By the film’s first half, you’re convinced that it’s the latter. At one point, Kabali is contemplating adopting that girl (because that’s the only option left when a stranger calls you “Papa” more than a few times): “Jab bhi woh ladki ko dekhta hun toh mere andar jazbaat ki lehar daudne lagti hai (whenever I see that girl, I become overwhelmed with emotions).” Go back to being young, Rajini, you want to say, but then, sure enough, no one’s listening. When Kabali calls out a local businessman for being racist, and ends his monologue with, “If you think I’m threatening you, then I am”, there’s a moment of tense silence before Rupa (Radhika Apte), Kabali’s wife, punctures that moment with “Yay” as if she’s mistakenly walked into a different film set.
Goes on and on
The film goes on and on and on in a similar fashion, with awful dialogues and acting that ranges from passable (Apte) to sloppy (Rajinikanth) to terrible (rest of the cast). Forget that the film has a pedestrian plot (which is fine, a star can still transform weak writing to something enjoyable), but what’s worse, in Kabali, the subplots are fashioned and stretched to appease a star’s vanity. There’s an entire subplot involving Kabali and Rupa in Tamil Nadu, which seems to be in place just so that the audience can see their star romance on screen.

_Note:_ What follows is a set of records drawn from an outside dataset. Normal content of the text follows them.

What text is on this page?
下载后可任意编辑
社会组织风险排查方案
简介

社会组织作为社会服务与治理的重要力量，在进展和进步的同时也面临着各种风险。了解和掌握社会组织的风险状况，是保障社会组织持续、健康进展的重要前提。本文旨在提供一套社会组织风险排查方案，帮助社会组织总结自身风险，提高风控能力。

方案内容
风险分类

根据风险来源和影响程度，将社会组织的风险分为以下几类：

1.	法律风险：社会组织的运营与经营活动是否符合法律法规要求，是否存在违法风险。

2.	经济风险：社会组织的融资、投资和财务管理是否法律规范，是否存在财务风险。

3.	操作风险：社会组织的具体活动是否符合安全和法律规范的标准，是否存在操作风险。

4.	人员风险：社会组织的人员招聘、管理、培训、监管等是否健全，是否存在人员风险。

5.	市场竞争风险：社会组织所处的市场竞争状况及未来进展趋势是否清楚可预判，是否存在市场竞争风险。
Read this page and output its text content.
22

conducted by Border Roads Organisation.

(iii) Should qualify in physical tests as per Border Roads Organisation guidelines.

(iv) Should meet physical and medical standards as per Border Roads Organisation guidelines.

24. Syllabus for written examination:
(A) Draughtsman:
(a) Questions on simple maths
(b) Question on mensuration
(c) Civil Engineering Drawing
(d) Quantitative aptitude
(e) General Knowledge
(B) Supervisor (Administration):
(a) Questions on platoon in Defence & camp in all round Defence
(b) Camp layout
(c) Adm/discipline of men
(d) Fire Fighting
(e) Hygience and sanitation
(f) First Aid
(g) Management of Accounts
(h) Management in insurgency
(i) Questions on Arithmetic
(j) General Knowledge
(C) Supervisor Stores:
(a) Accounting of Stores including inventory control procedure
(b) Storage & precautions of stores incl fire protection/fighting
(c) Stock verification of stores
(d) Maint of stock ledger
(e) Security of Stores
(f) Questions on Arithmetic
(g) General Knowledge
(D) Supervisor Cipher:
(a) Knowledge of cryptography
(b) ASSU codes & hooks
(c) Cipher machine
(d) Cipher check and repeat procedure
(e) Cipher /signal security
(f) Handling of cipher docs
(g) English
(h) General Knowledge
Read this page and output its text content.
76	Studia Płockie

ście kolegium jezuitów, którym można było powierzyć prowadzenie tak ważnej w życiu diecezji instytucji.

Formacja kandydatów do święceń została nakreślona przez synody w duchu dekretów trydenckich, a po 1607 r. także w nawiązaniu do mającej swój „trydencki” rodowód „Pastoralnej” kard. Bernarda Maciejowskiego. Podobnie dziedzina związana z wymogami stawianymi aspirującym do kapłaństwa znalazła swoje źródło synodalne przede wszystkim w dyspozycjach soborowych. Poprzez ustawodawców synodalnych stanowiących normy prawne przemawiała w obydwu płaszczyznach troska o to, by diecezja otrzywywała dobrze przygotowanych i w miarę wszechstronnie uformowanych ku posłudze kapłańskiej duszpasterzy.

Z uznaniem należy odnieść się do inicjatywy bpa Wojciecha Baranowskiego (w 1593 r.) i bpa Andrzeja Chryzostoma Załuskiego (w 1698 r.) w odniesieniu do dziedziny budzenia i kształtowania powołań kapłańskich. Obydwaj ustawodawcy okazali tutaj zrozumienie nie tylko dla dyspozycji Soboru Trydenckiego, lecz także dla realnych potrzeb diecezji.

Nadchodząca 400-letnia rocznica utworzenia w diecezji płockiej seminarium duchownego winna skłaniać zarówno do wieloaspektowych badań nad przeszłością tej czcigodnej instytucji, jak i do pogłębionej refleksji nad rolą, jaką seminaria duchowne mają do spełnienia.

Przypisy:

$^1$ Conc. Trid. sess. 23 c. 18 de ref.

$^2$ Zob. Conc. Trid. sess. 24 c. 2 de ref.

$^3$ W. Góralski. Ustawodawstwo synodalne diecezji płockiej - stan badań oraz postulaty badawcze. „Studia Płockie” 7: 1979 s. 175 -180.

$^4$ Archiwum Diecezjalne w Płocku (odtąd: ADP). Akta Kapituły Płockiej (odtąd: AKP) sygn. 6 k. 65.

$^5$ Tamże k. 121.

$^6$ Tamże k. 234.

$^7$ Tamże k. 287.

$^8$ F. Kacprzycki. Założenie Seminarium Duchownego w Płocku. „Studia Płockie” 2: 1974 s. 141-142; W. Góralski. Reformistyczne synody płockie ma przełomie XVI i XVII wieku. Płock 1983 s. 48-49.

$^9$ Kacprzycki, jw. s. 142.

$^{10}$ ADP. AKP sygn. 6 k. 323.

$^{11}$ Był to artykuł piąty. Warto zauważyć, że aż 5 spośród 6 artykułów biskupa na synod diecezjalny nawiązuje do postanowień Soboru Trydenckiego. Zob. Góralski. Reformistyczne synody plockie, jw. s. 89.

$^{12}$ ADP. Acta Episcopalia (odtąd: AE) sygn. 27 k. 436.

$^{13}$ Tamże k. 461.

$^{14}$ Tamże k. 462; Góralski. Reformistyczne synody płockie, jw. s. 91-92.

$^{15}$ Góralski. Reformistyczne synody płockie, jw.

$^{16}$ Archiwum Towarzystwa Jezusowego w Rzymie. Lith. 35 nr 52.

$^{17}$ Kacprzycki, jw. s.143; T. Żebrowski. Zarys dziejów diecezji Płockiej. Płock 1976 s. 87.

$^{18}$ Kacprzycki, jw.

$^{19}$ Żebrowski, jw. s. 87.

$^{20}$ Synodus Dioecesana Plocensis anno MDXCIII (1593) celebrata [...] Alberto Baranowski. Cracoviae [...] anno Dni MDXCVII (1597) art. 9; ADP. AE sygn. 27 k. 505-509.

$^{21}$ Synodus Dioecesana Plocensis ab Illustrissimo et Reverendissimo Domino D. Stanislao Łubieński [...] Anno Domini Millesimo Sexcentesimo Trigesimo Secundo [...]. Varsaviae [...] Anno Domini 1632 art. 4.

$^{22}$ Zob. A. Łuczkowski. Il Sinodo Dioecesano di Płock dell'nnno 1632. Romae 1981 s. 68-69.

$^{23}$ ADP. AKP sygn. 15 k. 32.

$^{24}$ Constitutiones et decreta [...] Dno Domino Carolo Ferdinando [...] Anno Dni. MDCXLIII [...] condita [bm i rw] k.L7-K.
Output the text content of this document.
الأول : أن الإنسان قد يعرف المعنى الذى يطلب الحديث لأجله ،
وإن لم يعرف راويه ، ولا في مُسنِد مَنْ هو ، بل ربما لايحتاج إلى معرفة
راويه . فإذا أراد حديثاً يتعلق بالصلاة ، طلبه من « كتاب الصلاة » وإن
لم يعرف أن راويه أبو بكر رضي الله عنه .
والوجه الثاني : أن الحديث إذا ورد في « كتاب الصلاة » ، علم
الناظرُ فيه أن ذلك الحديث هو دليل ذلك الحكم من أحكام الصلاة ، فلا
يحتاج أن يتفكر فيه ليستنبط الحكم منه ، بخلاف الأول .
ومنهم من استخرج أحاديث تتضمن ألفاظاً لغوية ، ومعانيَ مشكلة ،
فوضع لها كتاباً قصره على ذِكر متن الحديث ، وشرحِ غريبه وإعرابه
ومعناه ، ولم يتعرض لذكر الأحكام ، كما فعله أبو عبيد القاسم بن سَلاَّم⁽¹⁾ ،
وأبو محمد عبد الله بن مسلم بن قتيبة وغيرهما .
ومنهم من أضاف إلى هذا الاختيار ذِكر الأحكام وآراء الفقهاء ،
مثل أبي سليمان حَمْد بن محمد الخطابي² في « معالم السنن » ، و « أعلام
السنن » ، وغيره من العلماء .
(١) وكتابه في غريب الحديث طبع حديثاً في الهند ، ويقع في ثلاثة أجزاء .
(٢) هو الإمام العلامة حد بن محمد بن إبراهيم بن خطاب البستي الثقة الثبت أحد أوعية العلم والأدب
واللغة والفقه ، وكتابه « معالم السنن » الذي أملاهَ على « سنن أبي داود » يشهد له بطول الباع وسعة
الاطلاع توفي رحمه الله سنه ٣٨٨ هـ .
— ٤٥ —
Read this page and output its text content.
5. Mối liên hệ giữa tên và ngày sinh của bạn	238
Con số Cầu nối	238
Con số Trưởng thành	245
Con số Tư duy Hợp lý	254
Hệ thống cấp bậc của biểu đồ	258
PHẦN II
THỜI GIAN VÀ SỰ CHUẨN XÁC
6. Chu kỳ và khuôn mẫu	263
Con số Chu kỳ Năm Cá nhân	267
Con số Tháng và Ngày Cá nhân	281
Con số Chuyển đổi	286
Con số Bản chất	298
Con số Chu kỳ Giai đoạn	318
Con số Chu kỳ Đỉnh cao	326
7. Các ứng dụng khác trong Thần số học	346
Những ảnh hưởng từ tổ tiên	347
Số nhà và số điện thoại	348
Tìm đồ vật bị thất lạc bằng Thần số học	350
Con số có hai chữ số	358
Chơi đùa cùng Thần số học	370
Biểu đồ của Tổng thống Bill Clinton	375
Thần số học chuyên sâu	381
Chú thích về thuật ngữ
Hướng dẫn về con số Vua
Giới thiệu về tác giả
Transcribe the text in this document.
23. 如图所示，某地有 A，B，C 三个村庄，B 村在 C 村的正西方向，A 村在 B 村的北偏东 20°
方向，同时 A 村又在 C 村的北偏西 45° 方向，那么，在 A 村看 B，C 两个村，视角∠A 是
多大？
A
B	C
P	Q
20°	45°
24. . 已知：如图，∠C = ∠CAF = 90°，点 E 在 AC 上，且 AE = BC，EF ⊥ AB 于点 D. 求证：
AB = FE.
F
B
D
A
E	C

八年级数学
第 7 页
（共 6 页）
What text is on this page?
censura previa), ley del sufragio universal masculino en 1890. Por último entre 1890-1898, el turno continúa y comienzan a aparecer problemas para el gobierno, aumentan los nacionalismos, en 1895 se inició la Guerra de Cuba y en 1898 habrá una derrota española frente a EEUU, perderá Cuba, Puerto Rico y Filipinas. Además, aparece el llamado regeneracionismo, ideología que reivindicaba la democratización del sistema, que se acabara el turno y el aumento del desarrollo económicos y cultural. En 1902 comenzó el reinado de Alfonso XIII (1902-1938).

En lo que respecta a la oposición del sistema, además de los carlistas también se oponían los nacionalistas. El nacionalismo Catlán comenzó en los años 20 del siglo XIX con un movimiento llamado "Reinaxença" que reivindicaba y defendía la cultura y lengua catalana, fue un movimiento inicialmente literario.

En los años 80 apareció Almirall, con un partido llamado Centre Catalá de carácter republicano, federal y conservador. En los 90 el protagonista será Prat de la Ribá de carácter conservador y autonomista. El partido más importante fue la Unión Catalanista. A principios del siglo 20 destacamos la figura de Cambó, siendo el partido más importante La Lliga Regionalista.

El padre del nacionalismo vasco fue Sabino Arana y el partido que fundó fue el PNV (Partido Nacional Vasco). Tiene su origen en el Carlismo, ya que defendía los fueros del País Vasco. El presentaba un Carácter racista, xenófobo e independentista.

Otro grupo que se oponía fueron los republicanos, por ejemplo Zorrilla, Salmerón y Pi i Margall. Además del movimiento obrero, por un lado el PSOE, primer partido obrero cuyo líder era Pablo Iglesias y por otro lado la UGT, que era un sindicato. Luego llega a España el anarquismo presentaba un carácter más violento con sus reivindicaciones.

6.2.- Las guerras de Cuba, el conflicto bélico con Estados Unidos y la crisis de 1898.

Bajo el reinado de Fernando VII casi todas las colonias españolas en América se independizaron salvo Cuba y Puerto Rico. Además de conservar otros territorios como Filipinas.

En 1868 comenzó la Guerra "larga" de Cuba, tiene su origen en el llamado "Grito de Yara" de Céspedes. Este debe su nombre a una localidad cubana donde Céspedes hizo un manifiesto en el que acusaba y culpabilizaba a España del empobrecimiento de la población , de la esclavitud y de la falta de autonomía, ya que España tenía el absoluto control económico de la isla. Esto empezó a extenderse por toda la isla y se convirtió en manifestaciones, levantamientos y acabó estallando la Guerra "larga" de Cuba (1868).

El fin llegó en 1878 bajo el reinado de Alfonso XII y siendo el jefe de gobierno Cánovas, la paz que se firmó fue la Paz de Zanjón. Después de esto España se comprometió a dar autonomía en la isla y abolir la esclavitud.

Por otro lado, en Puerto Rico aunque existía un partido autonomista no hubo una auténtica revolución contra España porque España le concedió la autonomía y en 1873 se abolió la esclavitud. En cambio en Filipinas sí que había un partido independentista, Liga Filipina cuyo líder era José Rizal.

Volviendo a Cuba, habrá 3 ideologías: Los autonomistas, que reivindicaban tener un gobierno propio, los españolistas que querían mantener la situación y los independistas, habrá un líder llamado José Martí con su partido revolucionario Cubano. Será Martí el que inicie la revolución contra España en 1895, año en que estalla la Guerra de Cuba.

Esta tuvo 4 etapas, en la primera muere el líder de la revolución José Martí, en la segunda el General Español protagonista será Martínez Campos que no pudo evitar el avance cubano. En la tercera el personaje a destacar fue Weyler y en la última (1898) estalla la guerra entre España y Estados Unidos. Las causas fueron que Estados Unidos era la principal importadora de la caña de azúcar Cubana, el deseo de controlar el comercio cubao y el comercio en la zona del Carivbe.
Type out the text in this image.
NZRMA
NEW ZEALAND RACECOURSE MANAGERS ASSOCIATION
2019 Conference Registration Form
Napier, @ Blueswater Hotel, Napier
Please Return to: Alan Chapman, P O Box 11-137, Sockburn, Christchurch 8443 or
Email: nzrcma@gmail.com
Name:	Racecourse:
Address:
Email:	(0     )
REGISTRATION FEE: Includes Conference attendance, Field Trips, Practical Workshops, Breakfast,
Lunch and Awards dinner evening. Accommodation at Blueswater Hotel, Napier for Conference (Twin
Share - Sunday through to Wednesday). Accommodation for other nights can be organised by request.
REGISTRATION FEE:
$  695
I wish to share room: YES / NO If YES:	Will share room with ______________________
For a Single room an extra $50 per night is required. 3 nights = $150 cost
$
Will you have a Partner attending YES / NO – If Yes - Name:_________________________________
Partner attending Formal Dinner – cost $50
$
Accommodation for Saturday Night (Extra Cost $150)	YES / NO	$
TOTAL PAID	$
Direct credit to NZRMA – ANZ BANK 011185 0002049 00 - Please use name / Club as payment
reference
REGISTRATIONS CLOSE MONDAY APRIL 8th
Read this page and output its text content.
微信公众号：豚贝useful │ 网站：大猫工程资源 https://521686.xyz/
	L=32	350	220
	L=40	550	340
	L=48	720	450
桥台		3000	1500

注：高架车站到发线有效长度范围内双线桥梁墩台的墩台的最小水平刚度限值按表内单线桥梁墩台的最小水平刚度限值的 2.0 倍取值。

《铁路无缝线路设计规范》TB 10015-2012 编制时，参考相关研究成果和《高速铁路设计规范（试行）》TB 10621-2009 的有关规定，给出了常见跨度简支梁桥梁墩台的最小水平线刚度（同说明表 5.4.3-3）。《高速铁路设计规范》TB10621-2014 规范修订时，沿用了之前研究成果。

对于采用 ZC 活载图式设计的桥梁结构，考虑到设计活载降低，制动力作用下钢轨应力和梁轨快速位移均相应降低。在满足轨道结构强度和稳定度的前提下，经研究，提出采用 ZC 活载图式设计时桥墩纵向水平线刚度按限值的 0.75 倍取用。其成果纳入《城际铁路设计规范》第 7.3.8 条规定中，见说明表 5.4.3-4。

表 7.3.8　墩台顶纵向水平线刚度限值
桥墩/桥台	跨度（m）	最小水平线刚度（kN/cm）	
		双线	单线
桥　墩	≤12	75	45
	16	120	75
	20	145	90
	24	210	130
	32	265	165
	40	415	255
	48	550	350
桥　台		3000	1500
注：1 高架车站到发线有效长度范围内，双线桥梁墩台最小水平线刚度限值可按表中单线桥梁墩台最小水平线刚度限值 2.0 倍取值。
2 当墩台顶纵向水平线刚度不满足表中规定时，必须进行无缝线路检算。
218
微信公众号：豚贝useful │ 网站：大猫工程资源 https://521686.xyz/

Kabali could have been bearable had it been a film with Rajinikanth in his element; here, he looks like a washed-up star, who is desperately trying to conjure up old tricks, but nothing seems to work. The film’s also incredibly juvenile, where companionships, filial love, and rivalries are played out like the imaginations of a twelve-year-old. To be precise: a twelve-year-old who has no future in writing. It’s sad that a film this shoddy, with not one redeemable quality, has managed to hit the screens, has managed to create this much frenzy. But maybe it’s wrong to be surprised. Maybe that’s the cost we pay when we stop questioning our stars. Last year, it was Shahrukh Khan’s Dilwale, which stretched the limits of how bad a film helmed by a star can be, and this year it’s Kabali (which, to the horror of horrors, makes even Dilwale look better).
American filmmaker Howard Hawks believed that a “great film has three good scenes” and no “bad scenes”. I don’t know what you’d call a film that has not one good scene and at least a dozen terrible scenes. I don’t know. I don’t want to know.